In a statement, a YouTube spokesperson insisted that if the company implied that legal requests would be used to silence dissent, “we will respond,” noting that Russian courts have fined Google in the future for refusing to comply with their orders.
YouTube says it has gotten rid of more than 12,000 channels and more than 140,000 videos similar to the war in Ukraine for violating the platform’s policies, adding pro-Putin propagandists, Kremlin-controlled media and Russian Foreign Ministry content.
YouTube’s spokesperson, however, ignored questions about why it was so willing to respond to requests under Act No. 149-FX.
Whether their chains are threatened by Moscow’s legal demands or Moscow blocks them entirely, Russian dissidents are drawing up contingency plans. “They will not kill us simply with one final thing and forcing the other to cooperate with the regime,” Milov says. “We’re going to sail through it. “
One of the plans is to finish where the challenge began: on television.

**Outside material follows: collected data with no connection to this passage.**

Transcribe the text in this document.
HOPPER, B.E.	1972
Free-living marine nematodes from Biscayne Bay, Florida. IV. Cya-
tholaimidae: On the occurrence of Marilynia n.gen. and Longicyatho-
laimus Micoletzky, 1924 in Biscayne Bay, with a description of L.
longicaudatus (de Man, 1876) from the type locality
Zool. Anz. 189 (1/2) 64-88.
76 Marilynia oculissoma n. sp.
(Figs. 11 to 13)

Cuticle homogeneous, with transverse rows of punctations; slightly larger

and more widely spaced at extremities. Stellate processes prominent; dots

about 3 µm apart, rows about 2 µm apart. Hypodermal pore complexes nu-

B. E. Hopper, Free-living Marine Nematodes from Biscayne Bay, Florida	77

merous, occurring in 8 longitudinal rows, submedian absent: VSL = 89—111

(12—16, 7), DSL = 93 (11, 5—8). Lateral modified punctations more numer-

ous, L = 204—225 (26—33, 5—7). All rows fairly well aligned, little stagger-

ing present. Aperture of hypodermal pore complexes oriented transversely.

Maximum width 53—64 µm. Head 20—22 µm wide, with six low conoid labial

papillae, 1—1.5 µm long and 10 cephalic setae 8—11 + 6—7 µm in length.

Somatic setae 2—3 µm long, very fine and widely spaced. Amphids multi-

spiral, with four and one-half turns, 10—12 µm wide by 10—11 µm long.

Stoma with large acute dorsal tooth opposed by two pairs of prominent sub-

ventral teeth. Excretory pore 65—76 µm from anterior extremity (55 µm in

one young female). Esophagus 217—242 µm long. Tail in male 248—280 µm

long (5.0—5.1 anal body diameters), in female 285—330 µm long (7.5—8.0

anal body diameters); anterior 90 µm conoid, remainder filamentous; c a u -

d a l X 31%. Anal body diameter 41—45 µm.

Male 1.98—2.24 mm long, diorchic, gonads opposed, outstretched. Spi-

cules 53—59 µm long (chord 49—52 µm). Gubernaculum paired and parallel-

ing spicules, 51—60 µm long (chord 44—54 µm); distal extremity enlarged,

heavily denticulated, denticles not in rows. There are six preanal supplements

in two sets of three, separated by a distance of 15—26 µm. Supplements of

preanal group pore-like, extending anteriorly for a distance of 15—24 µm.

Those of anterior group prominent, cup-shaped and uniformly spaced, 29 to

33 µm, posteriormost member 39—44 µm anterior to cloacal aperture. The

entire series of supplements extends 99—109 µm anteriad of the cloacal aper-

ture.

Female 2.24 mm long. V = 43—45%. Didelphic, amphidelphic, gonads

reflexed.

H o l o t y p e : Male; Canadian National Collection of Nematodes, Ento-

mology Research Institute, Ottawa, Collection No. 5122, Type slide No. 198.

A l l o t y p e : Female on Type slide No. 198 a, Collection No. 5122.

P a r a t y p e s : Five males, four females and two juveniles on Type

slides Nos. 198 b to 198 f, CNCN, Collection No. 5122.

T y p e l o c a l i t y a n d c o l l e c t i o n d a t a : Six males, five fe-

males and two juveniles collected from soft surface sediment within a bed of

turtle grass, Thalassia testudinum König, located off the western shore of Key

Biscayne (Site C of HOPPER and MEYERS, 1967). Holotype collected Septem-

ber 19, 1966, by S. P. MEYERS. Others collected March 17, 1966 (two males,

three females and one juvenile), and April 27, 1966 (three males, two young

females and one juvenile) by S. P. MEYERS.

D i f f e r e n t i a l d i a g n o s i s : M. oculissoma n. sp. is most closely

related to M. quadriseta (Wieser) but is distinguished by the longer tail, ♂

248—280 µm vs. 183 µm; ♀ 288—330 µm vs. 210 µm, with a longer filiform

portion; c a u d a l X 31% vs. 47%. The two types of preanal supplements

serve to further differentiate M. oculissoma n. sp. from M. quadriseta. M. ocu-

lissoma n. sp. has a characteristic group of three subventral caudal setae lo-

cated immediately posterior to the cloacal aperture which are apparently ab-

Shortly after Russia invaded Ukraine in February 2022, an organization calling itself the Denis Diderot Committee began calling on major satellite TV providers to prevent the transmission of Kremlin propaganda to Russia and Europe and update it with genuine information.
“That’s the ultimate goal of our efforts: to truly offer select media channels in the Russian television area controlled through the Russian government,” Jim Phillipoff, one of the committee members, told WIRED at the time.
Two years later, the committee won a major victory. Satellite provider Eutelsat accepted the committee’s challenge and signed an agreement with Reporters Without Borders to broadcast 11 independent Russian news and content channels in the region, with the option to add 14 more. Call it a Svoboda satellite package, the Russian word for “freedom. “
Phillipoff told WIRED this week that they have transmitted to 4. 5 million households in Russia and another 61 million homes in the region as a whole, and they hope to increase that number by getting area on other regional satellites.
While the satellite only rebroadcasts a few existing channels, Philipoff says it also created some channels from scratch, in some cases made up of YouTube content from Russian dissidents. They are in talks with Volkov to help him broadcast some of the Anti-Corruption Program’s paintings. Foundation and other opposition groups. (They also discussed how to cooperate with eQsat, a similar task for disseminating satellites of virtual news archives, revealed through WIRED last September. )
While Russian TV remains under the control of the Kremlin and Google remains willing to block content at its request, Svoboda exists to reject censorship altogether, Phillipoff says.